In the Midst of a Storm

In the Midst of a Storm

There’s an impressive thunderstorm raging outside. I’m sitting here listening to the cracks and booms, to the wind and rain battering my home, and wondering how bad will it get? How long will it last? Is that a long roll of thunder, or a tornado headed my way?

Franz Mattuschka Wikimedia Commons CC

And this storm is fiercely beautiful. The power is awe-inspiring and majestic. It’s a little scary. It reminds me I’m not in control. That I’m small and helpless in the face of nature’s great fury. And in some small way, I am comforted by that.

Maybe that is counter-intuitive. We humans like to build. We like to leave lasting images. We create Stonehenge and the Great Pyramid of Giza to live on thousands of years after our death. Yet even so, there is some strange comfort in knowing nature will prevail.

The earth will survive us. Our cities will one day disappear back into the star-stuff they came from. When the sun becomes a red giant far, far into the future, the earth will likely be swallowed up. All the traces of life on earth will go with it.

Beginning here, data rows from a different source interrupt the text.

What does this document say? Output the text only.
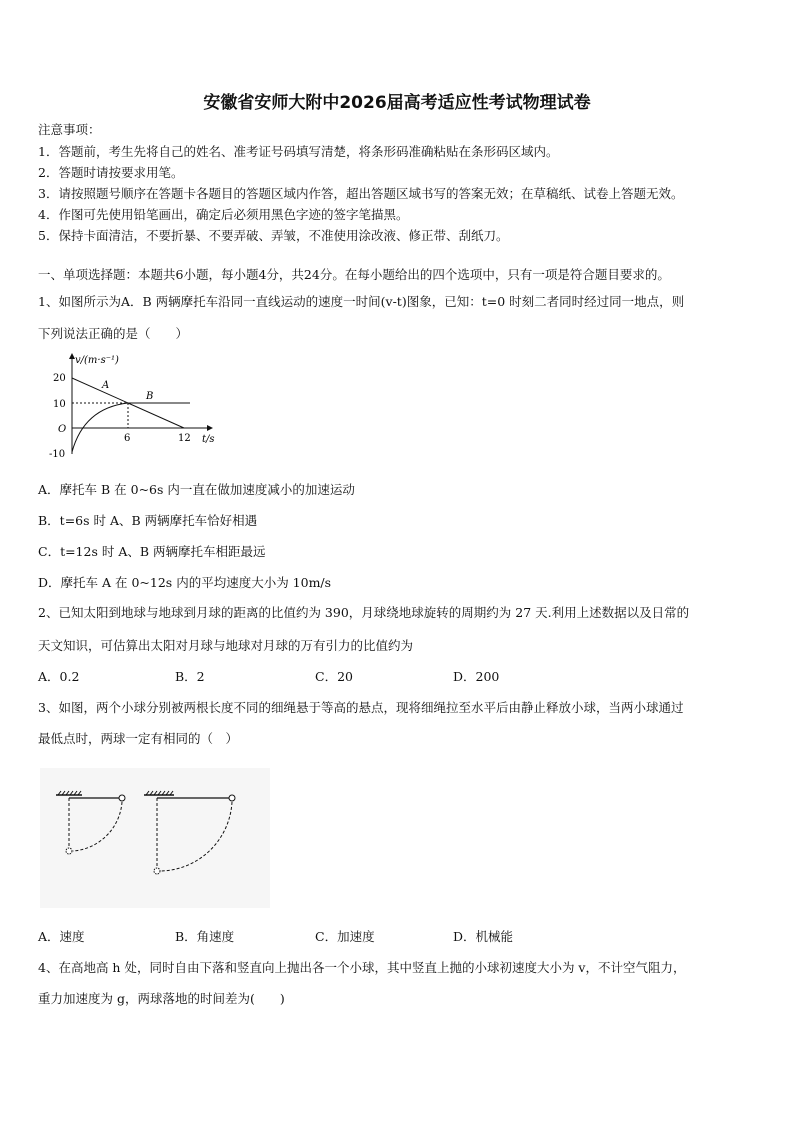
安徽省安师大附中2026届高考适应性考试物理试卷
注意事项：
1．答题前，考生先将自己的姓名、准考证号码填写清楚，将条形码准确粘贴在条形码区域内。
2．答题时请按要求用笔。
3．请按照题号顺序在答题卡各题目的答题区域内作答，超出答题区域书写的答案无效；在草稿纸、试卷上答题无效。
4．作图可先使用铅笔画出，确定后必须用黑色字迹的签字笔描黑。
5．保持卡面清洁，不要折暴、不要弄破、弄皱，不准使用涂改液、修正带、刮纸刀。
一、单项选择题：本题共6小题，每小题4分，共24分。在每小题给出的四个选项中，只有一项是符合题目要求的。
1、如图所示为A．B 两辆摩托车沿同一直线运动的速度一时间(v-t)图象，已知：t=0 时刻二者同时经过同一地点，则
下列说法正确的是（　　）
v/(m·s⁻¹)
t/s
20
10
O
-10
6	12
A
B
A．摩托车 B 在 0~6s 内一直在做加速度减小的加速运动
B．t=6s 时 A、B 两辆摩托车恰好相遇
C．t=12s 时 A、B 两辆摩托车相距最远
D．摩托车 A 在 0~12s 内的平均速度大小为 10m/s
2、已知太阳到地球与地球到月球的距离的比值约为 390，月球绕地球旋转的周期约为 27 天.利用上述数据以及日常的
天文知识，可估算出太阳对月球与地球对月球的万有引力的比值约为
A．0.2	B．2	C．20	D．200
3、如图，两个小球分别被两根长度不同的细绳悬于等高的悬点，现将细绳拉至水平后由静止释放小球，当两小球通过
最低点时，两球一定有相同的（　）
A．速度	B．角速度	C．加速度	D．机械能
4、在高地高 h 处，同时自由下落和竖直向上抛出各一个小球，其中竖直上抛的小球初速度大小为 v，不计空气阻力，
重力加速度为 g，两球落地的时间差为(　　)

Stonehenge, Macchu Picchu and the Empire State building will all be destroyed.

If humanity survives to that point, if it finds a new homeworld, then it will watch as it’s history is swallowed up slowly. It will know earth only as a distant memory, a lost eden, and it will continue to look out towards the stars.

When this storm passes the earth will be washed clean. Weakened branches may have been blown from trees, and other forms of natural pruning might occur. Everything will be fresh and sparkling. The smell of rain and damp earth will fill the air. All will be right soon enough.

You just have to sit tight, have an emergency plan, breathe and recognize nature’s strange beauty, which does not always conform to our needs and desires.